Beautiful specimen certificate from the state of Montana
issued in 1956. This historic document was printed by the Columbian Banknote Company and has an ornate border around it with a vignette of an eagle. This item is over 53 years old.
The University of Montana is a state university located in Missoula, Montana, U.S. The school was founded in 1893. It is the largest campus in the five-campus University of Montana System. The University has five colleges: Arts and Sciences, Health Professions and Biomedical Sciences, the Davidson Honors College, Forestry and Conservation, and Technology, and five schools: Business Administration, Education, Fine Arts, Journalism, and Law. The University also has a Continuing Education academic unit. The University calls itself a city within a city; with its own eateries, medical facilities, banking, postal services, and ZIP Code. UM ranks 17th in the nation and fifth among public universities in producing Rhodes Scholars, with 28. UM has had 10 Truman Scholars, 14 Goldwater Scholars and 28 Udall Scholars. UM's Maureen and Mike Mansfield Library houses the earliest authorized edition of the Lewis and Clark journals. Rolling Stone magazine has called The University the "Most scenic campus in America", while Outside Magazine states "Among the top 10 colleges nationally for combining academic quality and outdoor recreation". History from Wikipedia and OldCompany.com (old stock certificate research service).

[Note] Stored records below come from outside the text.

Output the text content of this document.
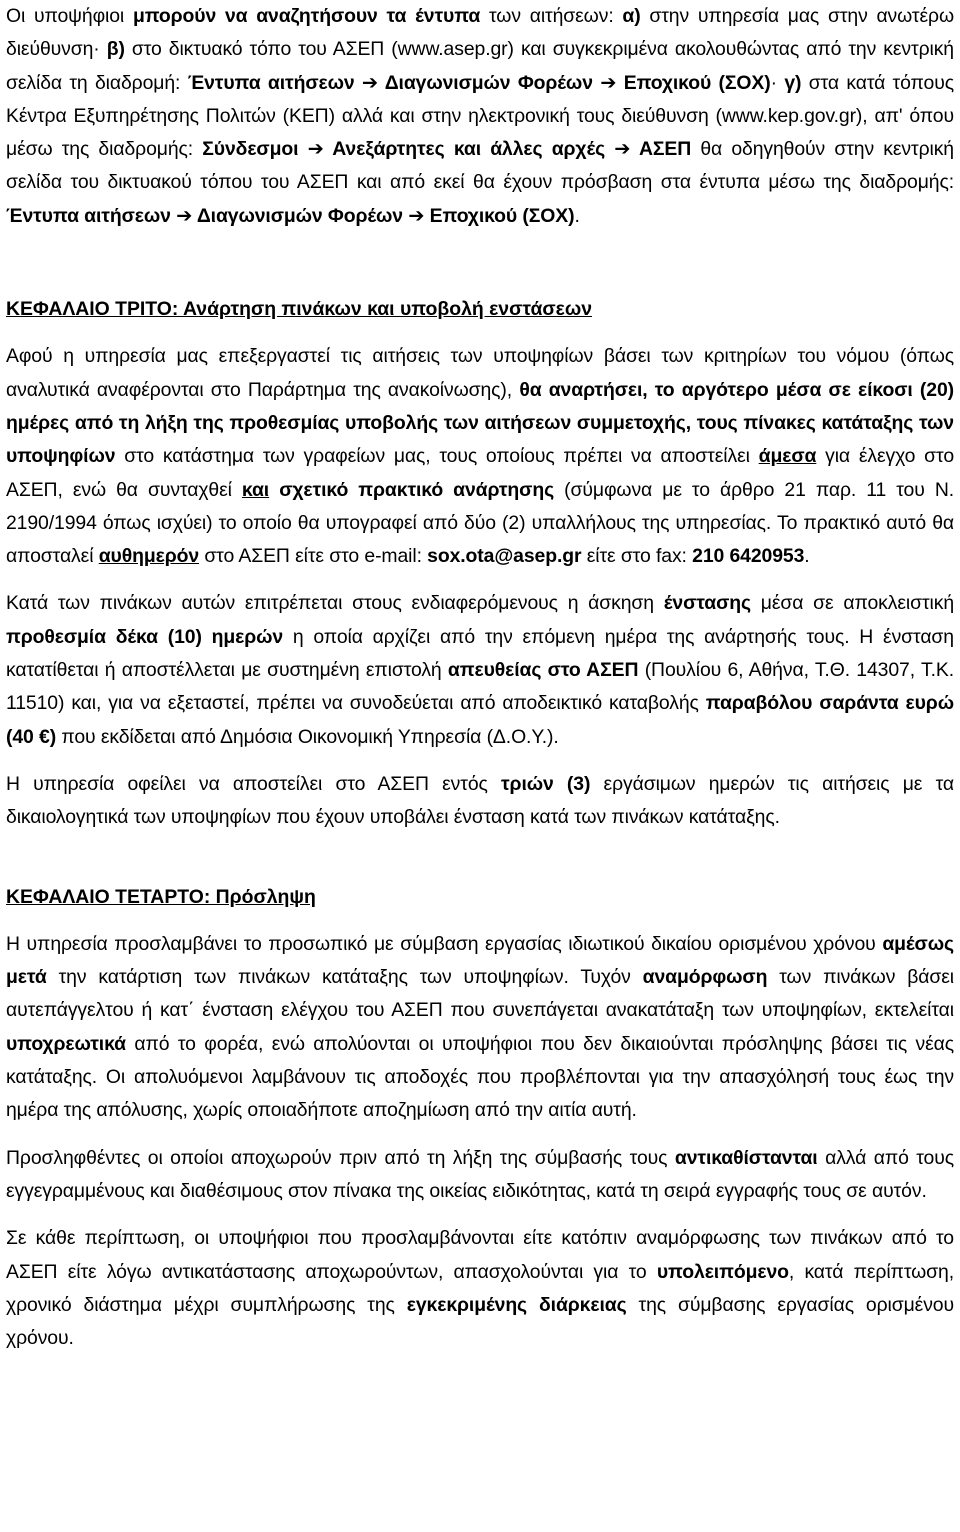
Οι υποψήφιοι μπορούν να αναζητήσουν τα έντυπα των αιτήσεων: α) στην υπηρεσία μας στην ανωτέρω διεύθυνση· β) στο δικτυακό τόπο του ΑΣΕΠ (www.asep.gr) και συγκεκριμένα ακολουθώντας από την κεντρική σελίδα τη διαδρομή: Έντυπα αιτήσεων ➔ Διαγωνισμών Φορέων ➔ Εποχικού (ΣΟΧ)· γ) στα κατά τόπους Κέντρα Εξυπηρέτησης Πολιτών (ΚΕΠ) αλλά και στην ηλεκτρονική τους διεύθυνση (www.kep.gov.gr), απ' όπου μέσω της διαδρομής: Σύνδεσμοι ➔ Ανεξάρτητες και άλλες αρχές ➔ ΑΣΕΠ θα οδηγηθούν στην κεντρική σελίδα του δικτυακού τόπου του ΑΣΕΠ και από εκεί θα έχουν πρόσβαση στα έντυπα μέσω της διαδρομής: Έντυπα αιτήσεων ➔ Διαγωνισμών Φορέων ➔ Εποχικού (ΣΟΧ).

ΚΕΦΑΛΑΙΟ ΤΡΙΤΟ: Ανάρτηση πινάκων και υποβολή ενστάσεων

Αφού η υπηρεσία μας επεξεργαστεί τις αιτήσεις των υποψηφίων βάσει των κριτηρίων του νόμου (όπως αναλυτικά αναφέρονται στο Παράρτημα της ανακοίνωσης), θα αναρτήσει, το αργότερο μέσα σε είκοσι (20) ημέρες από τη λήξη της προθεσμίας υποβολής των αιτήσεων συμμετοχής, τους πίνακες κατάταξης των υποψηφίων στο κατάστημα των γραφείων μας, τους οποίους πρέπει να αποστείλει άμεσα για έλεγχο στο ΑΣΕΠ, ενώ θα συνταχθεί και σχετικό πρακτικό ανάρτησης (σύμφωνα με το άρθρο 21 παρ. 11 του Ν. 2190/1994 όπως ισχύει) το οποίο θα υπογραφεί από δύο (2) υπαλλήλους της υπηρεσίας. Το πρακτικό αυτό θα αποσταλεί αυθημερόν στο ΑΣΕΠ είτε στο e-mail: sox.ota@asep.gr είτε στο fax: 210 6420953.

Κατά των πινάκων αυτών επιτρέπεται στους ενδιαφερόμενους η άσκηση ένστασης μέσα σε αποκλειστική προθεσμία δέκα (10) ημερών η οποία αρχίζει από την επόμενη ημέρα της ανάρτησής τους. Η ένσταση κατατίθεται ή αποστέλλεται με συστημένη επιστολή απευθείας στο ΑΣΕΠ (Πουλίου 6, Αθήνα, Τ.Θ. 14307, Τ.Κ. 11510) και, για να εξεταστεί, πρέπει να συνοδεύεται από αποδεικτικό καταβολής παραβόλου σαράντα ευρώ (40 €) που εκδίδεται από Δημόσια Οικονομική Υπηρεσία (Δ.Ο.Υ.).

Η υπηρεσία οφείλει να αποστείλει στο ΑΣΕΠ εντός τριών (3) εργάσιμων ημερών τις αιτήσεις με τα δικαιολογητικά των υποψηφίων που έχουν υποβάλει ένσταση κατά των πινάκων κατάταξης.

ΚΕΦΑΛΑΙΟ ΤΕΤΑΡΤΟ: Πρόσληψη

Η υπηρεσία προσλαμβάνει το προσωπικό με σύμβαση εργασίας ιδιωτικού δικαίου ορισμένου χρόνου αμέσως μετά την κατάρτιση των πινάκων κατάταξης των υποψηφίων. Τυχόν αναμόρφωση των πινάκων βάσει αυτεπάγγελτου ή κατ΄ ένσταση ελέγχου του ΑΣΕΠ που συνεπάγεται ανακατάταξη των υποψηφίων, εκτελείται υποχρεωτικά από το φορέα, ενώ απολύονται οι υποψήφιοι που δεν δικαιούνται πρόσληψης βάσει τις νέας κατάταξης. Οι απολυόμενοι λαμβάνουν τις αποδοχές που προβλέπονται για την απασχόλησή τους έως την ημέρα της απόλυσης, χωρίς οποιαδήποτε αποζημίωση από την αιτία αυτή.

Προσληφθέντες οι οποίοι αποχωρούν πριν από τη λήξη της σύμβασής τους αντικαθίστανται αλλά από τους εγγεγραμμένους και διαθέσιμους στον πίνακα της οικείας ειδικότητας, κατά τη σειρά εγγραφής τους σε αυτόν.

Σε κάθε περίπτωση, οι υποψήφιοι που προσλαμβάνονται είτε κατόπιν αναμόρφωσης των πινάκων από το ΑΣΕΠ είτε λόγω αντικατάστασης αποχωρούντων, απασχολούνται για το υπολειπόμενο, κατά περίπτωση, χρονικό διάστημα μέχρι συμπλήρωσης της εγκεκριμένης διάρκειας της σύμβασης εργασίας ορισμένου χρόνου.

About Specimen Certificates
Specimen Certificates are actual certificates that have never been issued. They were usually kept by the printers in their permanent archives as their only example of a particular certificate. Sometimes you will see a hand stamp on the certificate that says "Do not remove from file". Specimens were also used to show prospective clients different types of certificate designs that were available. Specimen certificates are usually much scarcer than issued certificates. In fact, many times they are the only way to get a certificate for a particular company because the issued certificates were redeemed and destroyed. In a few instances, Specimen certificates were made for a company but were never used because a different design was chosen by the company.